No Brasil, no entanto, a Câmara Federal quer votar “em regime de urgência”, ou seja, sem passar por comissões, projeto que autoriza plantação de maconha “para fins medicinais”. Especialistas alertam :

“Maconha medicinal não existe. O que se utiliza em estudos é uma das substâncias da maconha, o canabidiol, sem comprovação científica de seus efeitos.” FDA, ÓRGÃO DO GOVERNO NORTE-AMERICANO QUE AUTORIZA MEDICAMENTOS.

“O uso compassivo do canabidiol para tratamento de epilepsias da criança e do adolescente, refratárias aos tratamentos convencionais” foi aprovado pelo Conselho Federal de Medicina, que adverte : “É medicamento feito em laboratório, ainda sem resultados conclusivos quanto à segurança e eficácia sustentada, o que exige continuidade de estudos.Convém salientar aqui que o uso medicinal da substância corresponde a menos de 1% do uso da droga.

. “Todo remédio tem benefícios e malefícios. Para liberar qualquer medicamento, temos de saber para que lado pende essa balança.
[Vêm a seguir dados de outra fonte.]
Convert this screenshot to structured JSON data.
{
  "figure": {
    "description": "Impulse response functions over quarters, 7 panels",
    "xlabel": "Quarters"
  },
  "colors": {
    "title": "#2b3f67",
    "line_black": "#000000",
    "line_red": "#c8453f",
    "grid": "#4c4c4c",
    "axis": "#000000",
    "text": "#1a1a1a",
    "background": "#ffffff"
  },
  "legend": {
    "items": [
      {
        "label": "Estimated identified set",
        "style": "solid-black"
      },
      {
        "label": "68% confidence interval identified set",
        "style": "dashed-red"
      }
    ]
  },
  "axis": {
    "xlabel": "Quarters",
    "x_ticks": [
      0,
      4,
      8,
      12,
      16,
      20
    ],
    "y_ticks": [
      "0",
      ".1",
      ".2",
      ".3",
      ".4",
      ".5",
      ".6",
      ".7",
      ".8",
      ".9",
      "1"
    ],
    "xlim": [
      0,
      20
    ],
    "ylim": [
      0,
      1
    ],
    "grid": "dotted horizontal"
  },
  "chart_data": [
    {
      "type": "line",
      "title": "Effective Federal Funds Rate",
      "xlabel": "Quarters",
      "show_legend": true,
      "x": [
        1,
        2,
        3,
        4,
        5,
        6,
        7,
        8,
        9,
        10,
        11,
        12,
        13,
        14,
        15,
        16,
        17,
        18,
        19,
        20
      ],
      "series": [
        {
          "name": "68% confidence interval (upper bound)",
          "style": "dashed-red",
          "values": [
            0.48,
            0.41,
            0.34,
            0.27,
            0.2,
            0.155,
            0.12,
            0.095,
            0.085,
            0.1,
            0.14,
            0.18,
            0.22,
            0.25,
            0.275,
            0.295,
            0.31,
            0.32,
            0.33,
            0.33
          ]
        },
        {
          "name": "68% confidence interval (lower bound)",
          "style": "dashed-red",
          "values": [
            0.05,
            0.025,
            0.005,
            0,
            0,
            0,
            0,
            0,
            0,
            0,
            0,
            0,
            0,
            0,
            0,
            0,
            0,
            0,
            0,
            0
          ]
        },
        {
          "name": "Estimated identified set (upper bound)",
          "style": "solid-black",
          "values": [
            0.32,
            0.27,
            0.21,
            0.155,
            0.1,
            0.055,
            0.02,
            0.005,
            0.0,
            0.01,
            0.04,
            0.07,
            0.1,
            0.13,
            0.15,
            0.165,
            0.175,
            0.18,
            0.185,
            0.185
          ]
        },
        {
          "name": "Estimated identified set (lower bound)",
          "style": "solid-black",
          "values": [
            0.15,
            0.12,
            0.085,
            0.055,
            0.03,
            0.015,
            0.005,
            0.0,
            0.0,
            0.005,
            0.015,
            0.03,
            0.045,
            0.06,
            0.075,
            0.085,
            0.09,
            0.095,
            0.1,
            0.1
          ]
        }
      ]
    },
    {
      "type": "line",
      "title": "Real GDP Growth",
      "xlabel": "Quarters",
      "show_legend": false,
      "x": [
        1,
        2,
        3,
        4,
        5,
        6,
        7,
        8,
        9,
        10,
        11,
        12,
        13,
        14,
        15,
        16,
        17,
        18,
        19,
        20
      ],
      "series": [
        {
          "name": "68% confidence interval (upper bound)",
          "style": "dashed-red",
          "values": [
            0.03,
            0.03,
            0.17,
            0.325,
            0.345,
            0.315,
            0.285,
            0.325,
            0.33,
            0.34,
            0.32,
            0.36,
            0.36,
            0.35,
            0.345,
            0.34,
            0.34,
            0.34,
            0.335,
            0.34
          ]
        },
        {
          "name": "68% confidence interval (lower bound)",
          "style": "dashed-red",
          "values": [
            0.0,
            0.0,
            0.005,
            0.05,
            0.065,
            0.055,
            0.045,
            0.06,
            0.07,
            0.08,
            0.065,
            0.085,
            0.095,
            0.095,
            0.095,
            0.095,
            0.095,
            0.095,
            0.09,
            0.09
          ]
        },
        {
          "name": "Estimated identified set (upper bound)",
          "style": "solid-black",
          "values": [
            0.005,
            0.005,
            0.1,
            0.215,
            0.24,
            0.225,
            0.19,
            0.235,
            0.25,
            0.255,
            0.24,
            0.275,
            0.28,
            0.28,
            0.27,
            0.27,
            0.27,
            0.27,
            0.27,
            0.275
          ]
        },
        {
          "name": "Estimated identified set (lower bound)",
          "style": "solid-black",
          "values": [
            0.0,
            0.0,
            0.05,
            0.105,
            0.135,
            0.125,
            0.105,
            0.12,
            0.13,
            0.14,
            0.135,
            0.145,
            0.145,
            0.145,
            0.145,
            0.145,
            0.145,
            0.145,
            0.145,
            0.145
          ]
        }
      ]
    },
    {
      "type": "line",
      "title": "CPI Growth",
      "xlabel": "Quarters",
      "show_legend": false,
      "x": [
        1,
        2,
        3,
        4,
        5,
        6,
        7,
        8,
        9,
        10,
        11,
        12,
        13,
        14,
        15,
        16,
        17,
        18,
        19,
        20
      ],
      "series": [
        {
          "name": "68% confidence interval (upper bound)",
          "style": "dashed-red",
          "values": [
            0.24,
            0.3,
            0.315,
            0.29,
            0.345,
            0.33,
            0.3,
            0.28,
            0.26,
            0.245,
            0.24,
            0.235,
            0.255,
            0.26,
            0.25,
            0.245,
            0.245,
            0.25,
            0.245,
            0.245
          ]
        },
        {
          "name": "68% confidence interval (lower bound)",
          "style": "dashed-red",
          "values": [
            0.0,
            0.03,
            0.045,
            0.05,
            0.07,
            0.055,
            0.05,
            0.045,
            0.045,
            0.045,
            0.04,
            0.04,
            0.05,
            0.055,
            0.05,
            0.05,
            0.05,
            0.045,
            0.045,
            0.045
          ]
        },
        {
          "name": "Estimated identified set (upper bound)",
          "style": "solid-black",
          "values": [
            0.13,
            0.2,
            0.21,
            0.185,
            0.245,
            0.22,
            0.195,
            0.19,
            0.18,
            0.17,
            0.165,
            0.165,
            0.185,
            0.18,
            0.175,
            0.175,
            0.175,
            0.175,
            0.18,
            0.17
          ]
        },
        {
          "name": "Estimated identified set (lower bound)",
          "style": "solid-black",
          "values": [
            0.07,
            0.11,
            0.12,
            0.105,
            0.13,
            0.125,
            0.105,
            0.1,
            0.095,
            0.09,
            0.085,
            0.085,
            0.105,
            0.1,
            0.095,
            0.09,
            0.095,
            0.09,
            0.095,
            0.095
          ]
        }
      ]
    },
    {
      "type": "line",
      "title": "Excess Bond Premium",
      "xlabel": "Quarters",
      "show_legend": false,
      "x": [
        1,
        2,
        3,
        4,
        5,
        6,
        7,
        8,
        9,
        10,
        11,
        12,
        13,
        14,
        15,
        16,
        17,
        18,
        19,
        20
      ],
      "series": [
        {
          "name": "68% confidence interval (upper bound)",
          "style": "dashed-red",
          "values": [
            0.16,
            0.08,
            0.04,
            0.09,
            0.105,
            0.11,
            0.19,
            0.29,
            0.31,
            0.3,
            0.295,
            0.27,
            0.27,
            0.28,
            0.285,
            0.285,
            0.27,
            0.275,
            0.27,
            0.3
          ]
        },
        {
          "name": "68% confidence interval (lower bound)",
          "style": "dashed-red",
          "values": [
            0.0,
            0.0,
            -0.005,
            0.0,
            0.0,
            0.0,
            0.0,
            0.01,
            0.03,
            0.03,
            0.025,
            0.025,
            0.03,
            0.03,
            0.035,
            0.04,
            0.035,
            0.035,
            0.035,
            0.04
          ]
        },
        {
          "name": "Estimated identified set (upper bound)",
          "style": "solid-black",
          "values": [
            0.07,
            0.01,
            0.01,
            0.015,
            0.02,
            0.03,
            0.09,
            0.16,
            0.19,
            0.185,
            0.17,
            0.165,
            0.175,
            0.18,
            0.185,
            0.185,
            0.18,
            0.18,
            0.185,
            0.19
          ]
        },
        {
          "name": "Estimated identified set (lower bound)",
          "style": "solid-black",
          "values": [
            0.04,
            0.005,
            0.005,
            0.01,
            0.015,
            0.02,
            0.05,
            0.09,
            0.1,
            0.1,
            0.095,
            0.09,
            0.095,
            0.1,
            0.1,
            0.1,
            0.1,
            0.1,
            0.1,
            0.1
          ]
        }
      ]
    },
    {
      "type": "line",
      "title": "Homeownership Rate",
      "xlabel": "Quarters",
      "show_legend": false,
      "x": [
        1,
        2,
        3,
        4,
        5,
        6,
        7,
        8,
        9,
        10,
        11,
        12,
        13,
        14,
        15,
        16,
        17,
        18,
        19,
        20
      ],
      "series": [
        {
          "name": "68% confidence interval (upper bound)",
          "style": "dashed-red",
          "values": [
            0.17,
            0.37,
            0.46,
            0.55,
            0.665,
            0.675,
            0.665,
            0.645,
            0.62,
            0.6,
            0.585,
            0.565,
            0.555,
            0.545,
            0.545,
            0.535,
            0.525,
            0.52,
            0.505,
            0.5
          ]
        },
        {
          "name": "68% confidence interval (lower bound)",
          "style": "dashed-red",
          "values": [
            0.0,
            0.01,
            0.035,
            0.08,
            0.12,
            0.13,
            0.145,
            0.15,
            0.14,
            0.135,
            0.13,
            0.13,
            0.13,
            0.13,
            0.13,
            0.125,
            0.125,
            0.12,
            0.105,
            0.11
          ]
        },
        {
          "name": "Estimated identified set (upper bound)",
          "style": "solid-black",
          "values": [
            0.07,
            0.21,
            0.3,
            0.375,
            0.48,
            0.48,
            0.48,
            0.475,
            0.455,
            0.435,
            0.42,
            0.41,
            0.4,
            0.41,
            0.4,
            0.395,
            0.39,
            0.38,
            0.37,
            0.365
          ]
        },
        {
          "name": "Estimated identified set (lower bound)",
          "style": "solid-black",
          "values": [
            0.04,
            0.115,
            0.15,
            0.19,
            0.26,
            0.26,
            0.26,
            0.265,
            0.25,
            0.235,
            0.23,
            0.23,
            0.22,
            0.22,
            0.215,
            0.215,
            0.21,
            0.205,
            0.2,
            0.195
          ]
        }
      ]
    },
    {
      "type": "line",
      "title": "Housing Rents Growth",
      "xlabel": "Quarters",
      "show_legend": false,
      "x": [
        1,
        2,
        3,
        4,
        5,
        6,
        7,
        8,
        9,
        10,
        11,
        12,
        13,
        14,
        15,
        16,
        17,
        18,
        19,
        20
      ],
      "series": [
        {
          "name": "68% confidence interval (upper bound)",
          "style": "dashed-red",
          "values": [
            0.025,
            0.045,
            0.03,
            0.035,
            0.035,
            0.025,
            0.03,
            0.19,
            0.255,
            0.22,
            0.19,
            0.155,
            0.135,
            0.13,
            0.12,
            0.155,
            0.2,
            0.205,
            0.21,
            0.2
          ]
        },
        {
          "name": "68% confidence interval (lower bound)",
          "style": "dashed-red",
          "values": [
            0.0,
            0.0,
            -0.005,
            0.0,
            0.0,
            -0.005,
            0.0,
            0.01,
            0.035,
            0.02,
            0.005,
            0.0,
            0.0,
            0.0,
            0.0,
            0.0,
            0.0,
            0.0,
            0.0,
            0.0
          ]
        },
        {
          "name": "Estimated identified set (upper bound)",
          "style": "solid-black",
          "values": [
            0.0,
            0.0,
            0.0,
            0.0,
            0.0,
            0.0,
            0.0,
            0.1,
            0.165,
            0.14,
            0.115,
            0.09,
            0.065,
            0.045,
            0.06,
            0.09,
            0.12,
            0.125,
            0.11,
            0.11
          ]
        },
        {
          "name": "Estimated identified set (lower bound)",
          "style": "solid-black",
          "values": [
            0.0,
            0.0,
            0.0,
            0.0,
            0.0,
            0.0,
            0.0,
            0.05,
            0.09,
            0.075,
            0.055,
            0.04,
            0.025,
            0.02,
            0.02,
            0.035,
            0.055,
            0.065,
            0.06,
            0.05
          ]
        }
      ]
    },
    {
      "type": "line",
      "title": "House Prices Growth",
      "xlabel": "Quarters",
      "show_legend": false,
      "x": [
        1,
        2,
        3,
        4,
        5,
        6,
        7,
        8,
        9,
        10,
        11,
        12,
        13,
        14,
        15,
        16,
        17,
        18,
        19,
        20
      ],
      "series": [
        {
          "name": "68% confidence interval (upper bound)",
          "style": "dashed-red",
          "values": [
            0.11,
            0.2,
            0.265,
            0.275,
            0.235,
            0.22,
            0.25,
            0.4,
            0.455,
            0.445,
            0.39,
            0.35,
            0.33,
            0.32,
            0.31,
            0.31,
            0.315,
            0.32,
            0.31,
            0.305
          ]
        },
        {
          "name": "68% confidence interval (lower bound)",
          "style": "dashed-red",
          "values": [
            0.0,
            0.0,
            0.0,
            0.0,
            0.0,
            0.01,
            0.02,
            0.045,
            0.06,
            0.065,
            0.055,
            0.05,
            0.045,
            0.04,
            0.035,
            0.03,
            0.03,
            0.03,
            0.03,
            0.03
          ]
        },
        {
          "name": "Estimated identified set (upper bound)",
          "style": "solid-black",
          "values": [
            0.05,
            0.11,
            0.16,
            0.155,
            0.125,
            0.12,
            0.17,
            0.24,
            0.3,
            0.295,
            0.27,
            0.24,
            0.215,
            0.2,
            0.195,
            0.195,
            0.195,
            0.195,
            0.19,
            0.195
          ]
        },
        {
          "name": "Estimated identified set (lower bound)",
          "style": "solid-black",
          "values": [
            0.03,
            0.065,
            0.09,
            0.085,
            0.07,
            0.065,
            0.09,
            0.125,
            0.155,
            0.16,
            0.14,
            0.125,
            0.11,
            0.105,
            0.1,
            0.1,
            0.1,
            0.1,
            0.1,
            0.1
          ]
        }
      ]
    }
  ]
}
E no caso dos derivados do cannabidiol, ainda não temos estudos suficientes”, alertou no final de 2019 o diretor do Conselho Federal de Medicina (CFM) Salomão Rodrigues,.

Anvisa, agência brasileira de controle de remédios, não reconhece maconha como planta medicinal .

PERGUNTO ÀS MÃES E AOS PAIS: COMO ELEITORES, O QUE ACHAM DESSE PROJETO QUE A CÂMARA FEDERAL TEM “URGÊNCIA “ PARA VOTAR?